FD206 Companion Armchair | コンパニオンアームチェア(籐バック)


About

Designer: Arne Vodder(アルネ・ヴォダー)
Manufacturer: France & Daverkosen(France & Son)
Year: 1950s
Material: Teak, Cane (Rattan)
Size: W57 × D55 × H79 × SH45 cm


Story

FD206 Companion Armchairは、アルネ・ヴォダーが1950年代にデザインし、フランス&ダヴァーコーセン(後のフランス&サン)によって製造されたダイニングアームチェアです。ヴォダーは、師フィン・ユールから受けた有機的造形への感性を基盤としつつ、工業生産と職人技術を融合させることで独自のデザイン哲学を築き上げました。

最大の特徴は、籐(ラタン)を用いた背もたれが旋回する独自の機構にあります。着座時の姿勢変化に応じて背もたれがわずかに動くため、従来の固定背もたれ椅子に比べて腰背部への負担が軽減され、長時間の使用でも高い快適性を維持します。このエルゴノミクス的な発想は、1950年代当時としては極めて革新的なものでした。

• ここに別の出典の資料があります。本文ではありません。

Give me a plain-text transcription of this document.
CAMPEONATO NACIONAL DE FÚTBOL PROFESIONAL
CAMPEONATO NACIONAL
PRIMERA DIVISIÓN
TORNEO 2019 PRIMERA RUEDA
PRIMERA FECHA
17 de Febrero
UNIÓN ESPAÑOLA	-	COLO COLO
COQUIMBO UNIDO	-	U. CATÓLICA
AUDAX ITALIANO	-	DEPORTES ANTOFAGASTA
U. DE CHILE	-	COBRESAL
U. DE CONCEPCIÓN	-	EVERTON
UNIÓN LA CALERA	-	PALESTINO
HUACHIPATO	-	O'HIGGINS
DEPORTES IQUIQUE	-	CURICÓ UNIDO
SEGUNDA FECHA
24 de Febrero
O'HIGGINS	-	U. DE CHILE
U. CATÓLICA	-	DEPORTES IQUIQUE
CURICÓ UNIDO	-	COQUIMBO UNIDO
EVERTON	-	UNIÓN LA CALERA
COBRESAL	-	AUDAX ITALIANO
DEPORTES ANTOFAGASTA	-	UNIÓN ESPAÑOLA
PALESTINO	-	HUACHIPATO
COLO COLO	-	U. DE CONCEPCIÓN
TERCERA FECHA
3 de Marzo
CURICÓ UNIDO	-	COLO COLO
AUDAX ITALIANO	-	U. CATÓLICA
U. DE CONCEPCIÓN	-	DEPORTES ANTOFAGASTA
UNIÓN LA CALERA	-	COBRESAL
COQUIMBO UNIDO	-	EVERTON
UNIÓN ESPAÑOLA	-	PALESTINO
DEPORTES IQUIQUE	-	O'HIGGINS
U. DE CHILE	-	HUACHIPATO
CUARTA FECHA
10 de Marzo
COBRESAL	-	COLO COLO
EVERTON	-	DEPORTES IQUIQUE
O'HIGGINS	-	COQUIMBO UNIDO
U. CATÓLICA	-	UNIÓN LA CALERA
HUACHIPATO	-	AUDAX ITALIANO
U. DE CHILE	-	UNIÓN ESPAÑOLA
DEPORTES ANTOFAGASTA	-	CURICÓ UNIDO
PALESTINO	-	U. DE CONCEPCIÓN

フレームには良質なチーク無垢材が使用され、耐久性と安定性を確保しています。接合には工業生産に適したダボ接合が採用され、精度と強度の両立を実現しました。籐の軽やかな透過性は、堅牢な木部と対比することで全体に開放的な印象を与え、北欧デザインらしい軽快さを強調しています。

「Companion」という名称には、同時期にデザインされたアームレスのFD205チェアと対をなす存在であること、そして使用者に寄り添うように快適性を提供するという意味が込められていると考えられます。実際、両モデルはセットで販売されることが多く、空間に統一感をもたらしました。

FD206は1950年代の輸出ブーム期にアメリカ市場にも投入され、Danish Modernを代表する輸出家具のひとつとして高い評価を得ました。John Stuart Inc.などを通じて流通した製品には輸入業者のラベルが貼付されており、今日の真贋鑑定における重要な手がかりとなっています。

この椅子は、工業化時代のデンマーク家具における人間工学的探求の象徴であり、ヴォダーとFrance & Daverkosenの協業を物語る名作として位置づけられます。